A managed service that makes it easy to deploy, operate, and scale OpenSearch clusters in the AWS Cloud.
An OpenSearch Service domain is synonymous with an OpenSearch cluster.
Automatically detects and replaces failed OpenSearch Service nodes.
Has the option for a Managed or Serverless cluster.
It can scale out or scale up/down (no downtime).
It can be placed inside a VPC or made public.
Managing Indexes
Storages:
UltraWarm:
A cost-effective way to store large amounts of read-only data.
It uses Amazon S3 and a sophisticated caching solution to improve performance.
Best-suited to immutable data, such as logs.
Standard:
Use “hot” storage, which takes the form of instance stores or Amazon EBS volumes attached to each node.
Hot storage provides the fastest possible performance for indexing and searching new data.
Cold:
Backed by Amazon S3.
Suitable for storing infrequently accessed or historical data.
Data suitable for cold storage include infrequently accessed logs, data that must be preserved to meet compliance requirements, and logs that have historical value.
OR1:
An instance family for Amazon OpenSearch Service that provides a cost-effective way to store large amounts of data.
It uses Amazon Elastic Block Store (Amazon EBS) gp3 or io1 volumes for primary storage, with data copied synchronously to Amazon S3 as it arrives.
Suitable for running indexing heavy operational analytics workloads such as log analytics, observability, or security analytics.
OR1 instances offer an automatic data recovery option, which improves your domain’s overall reliability.
Index State Management (ISM):
It lets you define custom management policies that automate routine tasks and apply them to indexes and index patterns.
Done through a policy which is attached to an index.
Examples of policies are:
Hot to warm to cold storage
Reduce replica count
Take an index snapshot
Index Rollup
It reduces storage costs by periodically rolling up old data into summarized indexes.
With index rollup, you create a new index with selected fields aggregated into coarser time buckets.
Reduces data granularity by rolling up old data into condensed indexes
Index Transform:
You create a different, summarized view of your data centered around certain fields so you can visualize or analyze the data in different ways.
Cross-cluster replication:
Replicate user indexes, mappings, and metadata from one OpenSearch Service domain to another.
It can be used for disaster recovery or to reduce latency.
The replication follows an active-passive replication model where the local or follower index pulls data from the remote or leader index.
Remote reindex:
It lets you copy indexes from one Amazon OpenSearch Service domain to another.
You can use it to migrate indexes from one domain to another.
Security
Encryption at rest (except for manual snapshots)

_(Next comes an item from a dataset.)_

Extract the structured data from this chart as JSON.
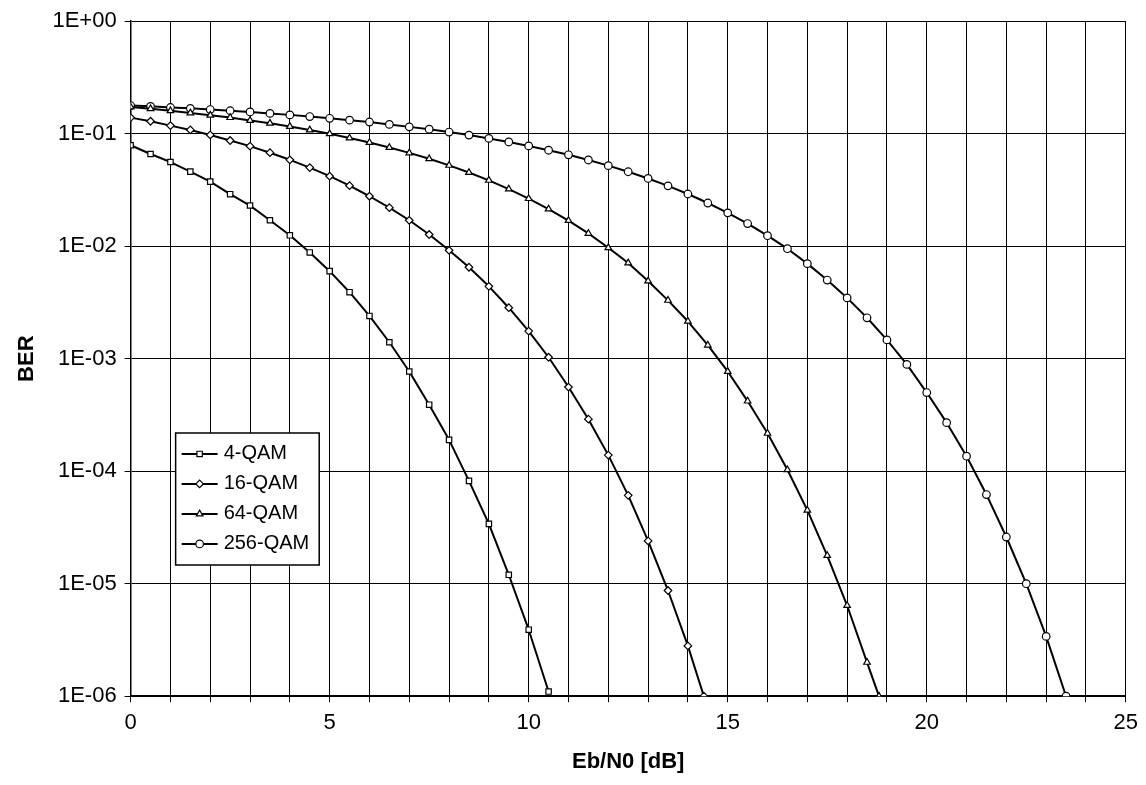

Encryption in flight, i.e. node-to-node encryption
Resource-based policy – specify which actions a principal can perform on the domain’s subresources
Identity-based policy
IP-based policy – restrict access to a domain to one or more IP addresses or CIDR blocks
Dashboard access control via:
Cognito
SAML
Fine-grained access control with HTTP basic authentication
IP-based policy
Access to a domain that is inside a VPC can be either via Reverse Proxy, Direct Connect, VPN, or Cognito
Hands-On
Stream a CloudWatch Log to Amazon OpenSearch
In this hands-on, we will stream a Cloudwatch log from a Lambda function to an Amazon OpenSearch domain.
Create a domain on a managed cluster:
Use the instance type t3.small.search to be eligible for a Free Tier.
Place the cluster inside a VPC.
For the Access Policy, change to ‘Allow All’.
Since the OpenSearch nodes are inside a VPC, we need to create a reverse proxy server that will forward our request to the OpenSearch nodes from outside.
Launch an EC2 instance with a public IP in the same VPC and subnet as the OpenSearch nodes
Install Nginx in the EC2 instance.
Configure Nginx as a reverse proxy by modifying its configuration file (nginx.conf). Set the value of the proxy_pass to the OpenSearch ‘Domain endpoint’
Start the Nginx server.
Test to see if you can connect to the OpenSearch dashboard:
Ensure that the Nginx EC2 instance security group allows access to port 80 (HTTP).
From your browser, connect to the URL http://<ec2_public_ip>/_dashboards.
Create a Amazon OpenSearch Subscription Filter in a CloudWatch logroup.
For this hands-on, I used a Lambda CloudWatch log group.
Test the streaming:
Generate a new log in the log group.
Check if a new index is created in the OpenSearch domain.
Query the streamed data from the Dashboard and compare it with the CloudWatch log.